Una sola delibera in 6 mesi per l'assessore radicale Fi: «La poltrona è inutile»

Polemica in Comune, Comazzi contesta Lipparini: «Gira con l'autista, politico da Prima Repubblica»

Chiara Campo

Nel Bilancio 2017 approvato in aula mercoledì scorso è passata la nuova tassa di 52 euro nelle scuole materne e i 22 milioni di euro in più previsti dal Comune visto che entreranno in azione nei prossimi mesi i nuovi autovelox, non (come era prevedibile) l'emendamento con cui Forza Italia chiedeva di recuperare risorse tagliando una «poltrona inutile». Quella dell'assessore radicale Lorenzo Lipparini, che ha la delega alla Partecipazione. Il capogruppo Gianluca Comazzi a dire il vero non si è rassegnato, ha presentato un 'interrogazione per avere una «radiografia» competa dell'attività e dei costi collegati all'assessorato, «concesso da Beppe Sala - sostiene - in cambio dell'appoggio dei radicali al ballottaggio». Lipparini gli ha fornito tutte le risposte e ieri le ha pubblicate anche su Facebook, accompagnando i testo alla battuta: «Caro Comazzi, basta un clic. Le informazioni nellla quasi totalità, sono già on line sulla mia pagina istituzionale». Un atto di buna fede, che non lo sottrae alle polemiche di Comazzi. L'assessore comunica che l'indennità lorda dalla data di assunzione dell'incarico (il 29 giugno del 2016) al 31 dicembre ammonta a 35.979,94 euro, contenutissimi gli importi dei rimborsi per viaggi di servizio o missioni nei sei mesi (1.481,95 euro) mentre l'importo per tre collaboratori assunti ex art. 90 (sono i contratti fiduciari) da settembre 2016 a febbraio 2017 ammonta a 43.809,43 euro. L'assessore rinuncia a pass della sosta e per viaggiare sulle corsie preferenziali (d'altra parte l'ex capogruppo radicale Marco Cappato ne ha fatto della battaglia ai privilegi una bandiera nei 5 anni di giunta Pisapia). Il capogruppo di Forza Italia punta l'attenzione alla domanda «numero 6», quante delibere ha prodotto Lipparini in giunta fino al 31 dicembre. E nei sei mesi, si nota è stata presentata il 6 deicembre (e approvata) solo la delibera 2072 firmata dall'assessore, per la «Concessione di patrocinio comunale all'evento Hackathon Milano@work» organizzato dal Politecnico il 17 e 18 dicembre, un provvedimento che non ha comportato spesa. Come il resto della giunta, Lipparini si è avvalso del servizio di auto in car sharing con autista per scopi istituzionali (10 volte nel 2016 e 3 volte a gennaio).

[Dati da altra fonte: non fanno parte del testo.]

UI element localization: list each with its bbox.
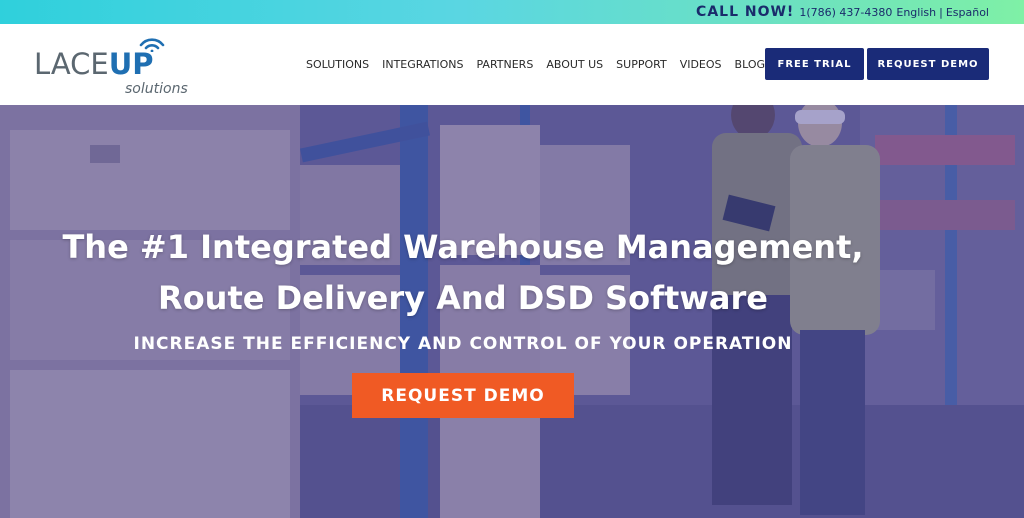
hero-request-demo-button[interactable]: REQUEST DEMO: [352, 373, 574, 418]
hero-banner: The #1 Integrated Warehouse Management, …: [0, 105, 1024, 518]
hero-subtitle: INCREASE THE EFFICIENCY AND CONTROL OF Y…: [133, 334, 793, 354]
logo-wordmark: LACEUP: [34, 50, 154, 79]
nav-item-partners[interactable]: PARTNERS: [476, 58, 533, 71]
language-english-link[interactable]: English: [896, 6, 936, 19]
nav-item-integrations[interactable]: INTEGRATIONS: [382, 58, 463, 71]
language-spanish-link[interactable]: Español: [946, 6, 989, 19]
call-now-label: CALL NOW!: [696, 4, 795, 20]
logo-up-text: UP: [108, 47, 154, 81]
laceup-logo[interactable]: LACEUP solutions: [34, 34, 194, 98]
free-trial-button[interactable]: FREE TRIAL: [765, 48, 864, 80]
top-contact-bar: CALL NOW! 1(786) 437-4380 English | Espa…: [0, 0, 1024, 24]
nav-item-support[interactable]: SUPPORT: [616, 58, 667, 71]
logo-subtitle: solutions: [125, 81, 188, 97]
language-separator: |: [939, 5, 943, 19]
nav-item-videos[interactable]: VIDEOS: [680, 58, 722, 71]
header-request-demo-button[interactable]: REQUEST DEMO: [867, 48, 989, 80]
nav-item-blog[interactable]: BLOG: [735, 58, 765, 71]
nav-item-solutions[interactable]: SOLUTIONS: [306, 58, 369, 71]
logo-lace-text: LACE: [34, 47, 109, 81]
hero-title-line2: Route Delivery And DSD Software: [158, 279, 768, 317]
nav-item-about-us[interactable]: ABOUT US: [546, 58, 603, 71]
hero-title-line1: The #1 Integrated Warehouse Management,: [62, 228, 864, 266]
phone-number-link[interactable]: 1(786) 437-4380: [799, 6, 892, 19]
main-navigation: SOLUTIONS INTEGRATIONS PARTNERS ABOUT US…: [306, 58, 765, 71]
site-header: LACEUP solutions SOLUTIONS INTEGRATIONS …: [0, 24, 1024, 105]
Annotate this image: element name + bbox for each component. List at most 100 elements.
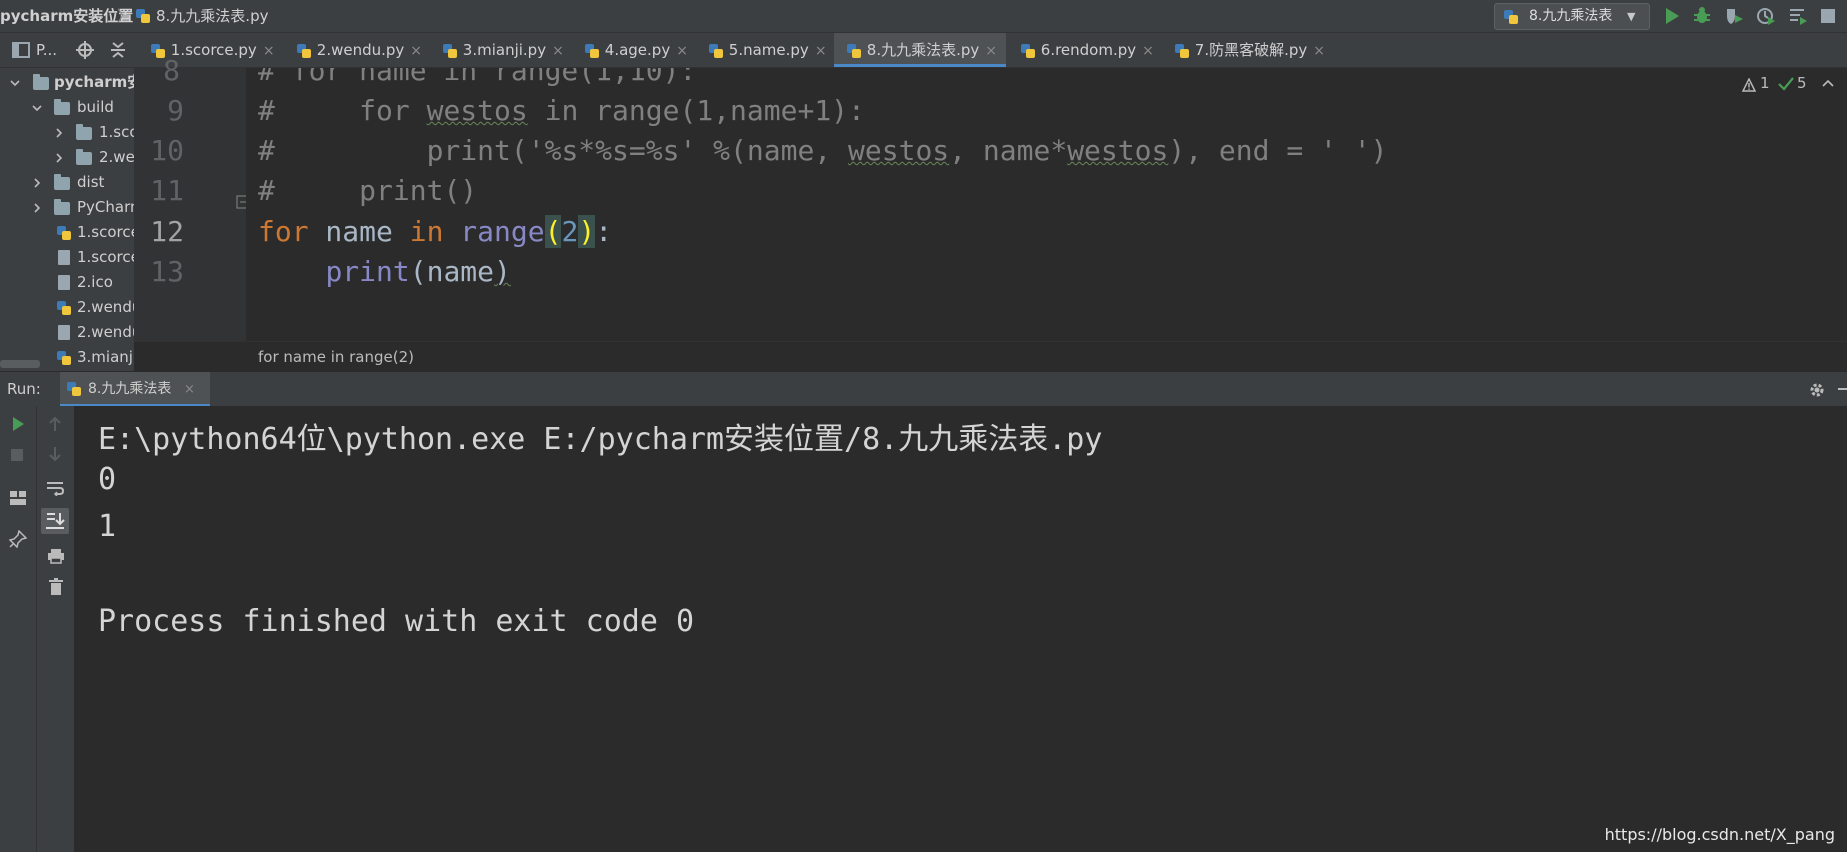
layout-icon[interactable] [9, 490, 27, 506]
close-icon[interactable]: × [985, 43, 997, 59]
run-configuration-label: 8.九九乘法表 [1529, 8, 1613, 24]
python-file-icon [1174, 43, 1190, 59]
warning-icon[interactable] [1742, 78, 1756, 92]
navigation-bar: pycharm安装位置 〉 8.九九乘法表.py 8.九九乘法表 ▼ [0, 0, 1847, 33]
close-icon[interactable]: × [410, 43, 422, 59]
tree-item-2-ico[interactable]: 2.ico [0, 270, 134, 295]
python-file-icon [56, 225, 72, 241]
run-label: Run: [7, 380, 41, 398]
tab-label: 1.scorce.py [170, 41, 257, 59]
run-tab-label: 8.九九乘法表 [88, 381, 172, 397]
code-editor[interactable]: # for name in range(1,10): # for westos … [246, 68, 1847, 341]
tree-label: pycharm安 [54, 73, 134, 91]
line-number: 13 [150, 255, 184, 288]
print-icon[interactable] [47, 548, 65, 564]
locate-icon[interactable] [76, 41, 94, 59]
stop-icon[interactable] [10, 448, 24, 462]
pin-icon[interactable] [9, 530, 27, 548]
code-token: , name* [949, 134, 1068, 167]
close-icon[interactable]: × [815, 43, 827, 59]
tree-item-1-sco[interactable]: 1.sco [0, 120, 134, 145]
tree-item-2-we[interactable]: 2.we [0, 145, 134, 170]
line-number: 9 [167, 94, 184, 127]
code-token: print() [359, 174, 478, 207]
tree-label: 3.mianji [77, 348, 134, 366]
soft-wrap-icon[interactable] [46, 480, 64, 496]
code-line-9: # for westos in range(1,name+1): [258, 94, 865, 127]
tree-item-1-scorce-spec[interactable]: 1.scorce [0, 245, 134, 270]
project-view-icon[interactable] [12, 42, 30, 58]
tab-5-name[interactable]: 5.name.py × [698, 33, 832, 67]
trash-icon[interactable] [48, 578, 64, 596]
tree-label: 2.wendu [77, 323, 134, 341]
folder-icon [76, 124, 92, 140]
close-icon[interactable]: × [184, 372, 195, 407]
arrow-down-icon[interactable] [47, 446, 63, 462]
tab-7-anti-hacker[interactable]: 7.防黑客破解.py × [1160, 33, 1340, 67]
tab-label: 8.九九乘法表.py [866, 41, 980, 59]
python-file-icon [442, 43, 458, 59]
tab-4-age[interactable]: 4.age.py × [574, 33, 696, 67]
run-tab[interactable]: 8.九九乘法表 × [60, 372, 210, 407]
python-file-icon [1503, 9, 1519, 25]
tree-root[interactable]: pycharm安 [0, 70, 134, 95]
breadcrumb-project[interactable]: pycharm安装位置 [0, 0, 133, 32]
tree-item-dist[interactable]: dist [0, 170, 134, 195]
tree-item-2-wendu-py[interactable]: 2.wendu [0, 295, 134, 320]
matched-paren: ( [544, 215, 562, 248]
debug-icon[interactable] [1692, 6, 1712, 26]
chevron-down-icon [32, 103, 42, 113]
tab-6-rendom[interactable]: 6.rendom.py × [1008, 33, 1158, 67]
stop-icon[interactable] [1818, 6, 1838, 26]
chevron-up-icon[interactable] [1822, 78, 1834, 90]
comment-hash: # [258, 174, 275, 207]
breadcrumb-file[interactable]: 8.九九乘法表.py [156, 0, 268, 32]
code-line-12: for name in range(2): [258, 215, 612, 248]
run-configuration-dropdown[interactable]: 8.九九乘法表 ▼ [1494, 3, 1650, 30]
close-icon[interactable]: × [1142, 43, 1154, 59]
tree-label: 1.scorce [77, 248, 134, 266]
close-icon[interactable]: × [552, 43, 564, 59]
code-token-warning: ) [494, 255, 511, 288]
profile-icon[interactable] [1756, 6, 1776, 26]
minimize-icon[interactable] [1838, 388, 1847, 390]
tab-8-multiplication-table[interactable]: 8.九九乘法表.py × [834, 33, 1006, 67]
tab-label: 3.mianji.py [462, 41, 547, 59]
rerun-icon[interactable] [10, 416, 26, 432]
gear-icon[interactable] [1808, 381, 1826, 399]
tree-item-1-scorce-py[interactable]: 1.scorce [0, 220, 134, 245]
tree-label: PyCharm [77, 198, 134, 216]
tab-label: 4.age.py [604, 41, 671, 59]
close-icon[interactable]: × [1313, 43, 1325, 59]
tree-item-build[interactable]: build [0, 95, 134, 120]
keyword-token: for [258, 215, 309, 248]
code-breadcrumb-bar: for name in range(2) [134, 341, 1847, 372]
tree-item-pycharm[interactable]: PyCharm [0, 195, 134, 220]
tree-item-2-wendu-spec[interactable]: 2.wendu [0, 320, 134, 345]
run-panel-header: Run: 8.九九乘法表 × [0, 371, 1847, 407]
console-output[interactable]: E:\python64位\python.exe E:/pycharm安装位置/8… [74, 406, 1847, 852]
concurrency-icon[interactable] [1788, 6, 1808, 26]
console-line: Process finished with exit code 0 [98, 604, 695, 639]
console-line: 1 [98, 509, 117, 544]
folder-icon [33, 74, 49, 90]
horizontal-scrollbar[interactable] [0, 360, 40, 368]
coverage-icon[interactable] [1724, 6, 1744, 26]
project-panel-title[interactable]: P... [36, 33, 57, 67]
check-icon[interactable] [1778, 77, 1794, 91]
close-icon[interactable]: × [263, 43, 275, 59]
run-toolbar-secondary [36, 406, 75, 852]
tab-label: 6.rendom.py [1040, 41, 1137, 59]
scroll-to-end-icon[interactable] [41, 508, 69, 534]
collapse-all-icon[interactable] [110, 41, 126, 59]
tab-2-wendu[interactable]: 2.wendu.py × [286, 33, 430, 67]
arrow-up-icon[interactable] [47, 416, 63, 432]
editor-tab-bar: P... 1.scorce.py × 2.wendu.py × 3.mianji.p… [0, 33, 1847, 68]
editor-gutter: 8 9 10 11 12 13 [134, 54, 250, 341]
close-icon[interactable]: × [676, 43, 688, 59]
tab-3-mianji[interactable]: 3.mianji.py × [432, 33, 572, 67]
code-token-typo: westos [848, 134, 950, 167]
code-breadcrumb[interactable]: for name in range(2) [258, 342, 414, 372]
chevron-right-icon [32, 203, 42, 213]
run-icon[interactable] [1662, 6, 1682, 26]
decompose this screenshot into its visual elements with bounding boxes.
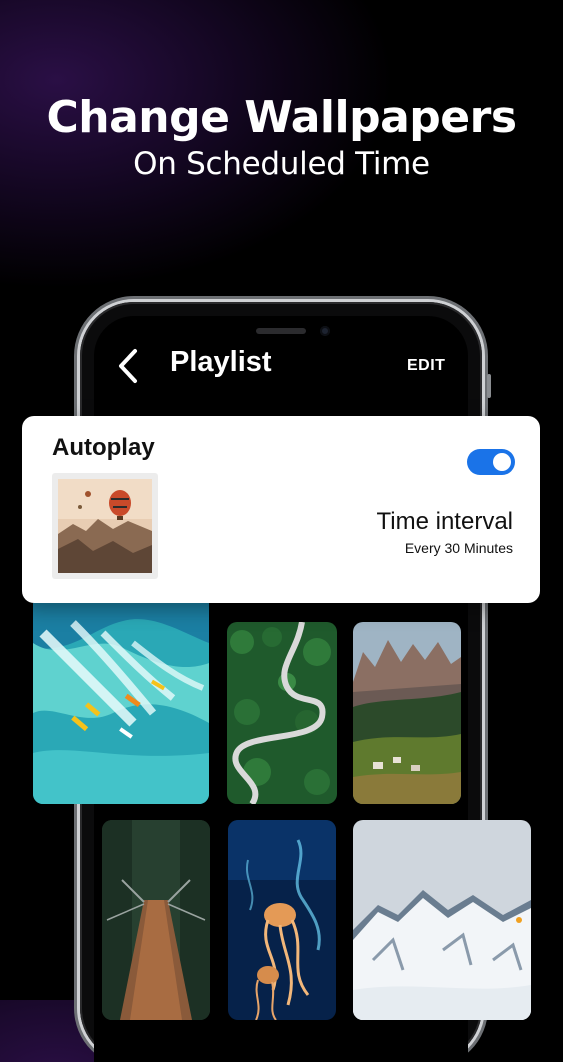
balloon-thumbnail-image [58, 479, 152, 573]
page-title: Playlist [170, 346, 272, 378]
front-camera [320, 326, 330, 336]
wallpaper-tile-dolomites[interactable] [353, 622, 461, 804]
chevron-left-icon [119, 349, 137, 383]
wallpaper-tile-snowy-mountains[interactable] [353, 820, 531, 1020]
speaker-grille [256, 328, 306, 334]
back-button[interactable] [112, 346, 144, 386]
subline: On Scheduled Time [133, 146, 430, 182]
interval-title[interactable]: Time interval [377, 508, 513, 536]
toggle-knob [493, 453, 511, 471]
autoplay-title: Autoplay [52, 434, 155, 461]
wallpaper-tile-jellyfish[interactable] [228, 820, 336, 1020]
autoplay-thumbnail[interactable] [52, 473, 158, 579]
wallpaper-tile-forest-road[interactable] [227, 622, 337, 804]
headline: Change Wallpapers [46, 92, 517, 143]
autoplay-toggle[interactable] [467, 449, 515, 475]
autoplay-card: Autoplay Time interval Every 30 Minutes [22, 416, 540, 603]
interval-value[interactable]: Every 30 Minutes [405, 540, 513, 556]
edit-button[interactable]: EDIT [407, 357, 445, 375]
wallpaper-tile-surfers[interactable] [33, 603, 209, 804]
side-button [487, 374, 491, 398]
wallpaper-tile-bridge[interactable] [102, 820, 210, 1020]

«Sala taglia i servizi ai milanesi per mantenere le poltrone improduttive - inclaza Comazzi -. Una sola delibera approvata in 6 mesi è troppo poco per giustificare i costi che il Comune sostiene per mantenere lui e il suo staff. Incredibile poi che il rivoluzionario Lipparini si riveli in realtà politico da Prima Repubblica che addirittura gira per Milano con l'autista».